Assistive devices can help maintain mobility and quality of life. New motor strategies must be learned. Physical therapists should be involved in choice of and training with assistive devices.

Canes are particularly helpful for patients with pain caused by knee or hip arthritis or with peripheral neuropathy of the feet because a cane transmits information about the type of surface or floor to the cane-holding hand. A quad cane can stabilize the patient but usually slows gait. Canes are usually used on the side opposite the painful or weak leg. Many store-bought canes are too long but can be adjusted to the correct height (see figure Correct cane height) by cutting (a wooden cane) or moving the pin settings (an adjustable cane). For maximal support, cane length should be such that patients have their elbow flexed 20 to 30° when holding the cane.

Correct cane height

The patient’s elbow should be bent at slightly < 45° when maximum force is applied.

Correct cane height

Walkers can reduce the force and pain at arthritic joints more than a cane, assuming adequate arm and shoulder strength. Walkers provide good lateral stability and moderate protection from forward falls but do little or nothing to help prevent backward falls for patients with balance problems. When prescribing a walker, the physical therapist should consider the sometimes competing needs of providing stability and maximizing efficiency (energy efficiency) of walking. Four-wheeled walkers with larger wheels and brakes maximize gait efficiency but provide less lateral stability. These walkers have the added advantage of a small seat to sit on if patients become fatigued.

Treatment reference

1. Kocur P, Wiernicka M, Wilski M, et al: Does Nordic walking improves the postural control and gait parameters of women between the age 65 and 74: a randomized trial. J Phys Ther Sci, 27(12):3733-3737, 2015. doi:10.1589/jpts.27.3733

Prevention of Gait Disorders

Primary prevention: High levels of physical activity have been shown to help maintain mobility, even in patients with disease.

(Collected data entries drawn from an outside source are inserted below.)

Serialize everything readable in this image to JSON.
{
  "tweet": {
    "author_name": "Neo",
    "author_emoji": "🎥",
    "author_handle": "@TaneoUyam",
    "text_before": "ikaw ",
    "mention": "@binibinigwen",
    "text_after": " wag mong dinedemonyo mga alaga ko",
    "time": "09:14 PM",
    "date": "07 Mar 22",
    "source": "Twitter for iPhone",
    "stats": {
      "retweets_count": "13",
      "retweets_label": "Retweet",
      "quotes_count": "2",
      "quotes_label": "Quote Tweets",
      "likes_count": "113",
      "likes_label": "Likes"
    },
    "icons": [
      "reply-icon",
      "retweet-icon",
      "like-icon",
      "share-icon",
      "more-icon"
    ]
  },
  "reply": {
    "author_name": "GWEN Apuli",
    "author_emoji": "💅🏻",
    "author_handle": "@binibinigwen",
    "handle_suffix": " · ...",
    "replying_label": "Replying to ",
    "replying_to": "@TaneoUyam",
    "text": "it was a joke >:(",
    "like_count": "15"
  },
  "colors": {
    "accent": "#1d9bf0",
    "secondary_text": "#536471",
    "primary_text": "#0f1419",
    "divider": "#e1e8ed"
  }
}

Secondary prevention: Exercise has improved gait and measures of mobility in short and long term trials.

The World Health Organization, the American College of Sports Medicine, and the American Heart Association all strongly recommend regular multimodality activity for older adults to maintain health and mobility (1, 2). Regular walking or maintaining a physically active lifestyle is the most important recommendation. The adverse effects of deconditioning and of inactivity cannot be overstated. A regular walking program of 30 minutes/day is the best single activity for maintaining mobility; however, walking does not increase strength in a person who is weak. A safe walking course should be recommended, but including hills can help maintain leg strength. The use of walking sticks that are adjustable or canes can provide confidence and safety for older adults.

Prevention also includes resistance and balance training. The effects of an active lifestyle on mood and confidence are probably as important as their effect on physiology.

Prevention references

  • 1. Nelson ME, Rejeski WJ, Blair SN, et al: Physical activity and public health in older adults: recommendation from the American College of Sports Medicine and the American Heart Association. Circulation 116:1094–1105, 2007. doi: 10.1249/mss.0b013e3180616aa2.
  • 2. World Health Organization: Global action plan on physical activity 2018–2030: more active people for a healthier world. Geneva:World Health Organization; 2018. Licence: CC BY-NC-SA 3.0 IGO.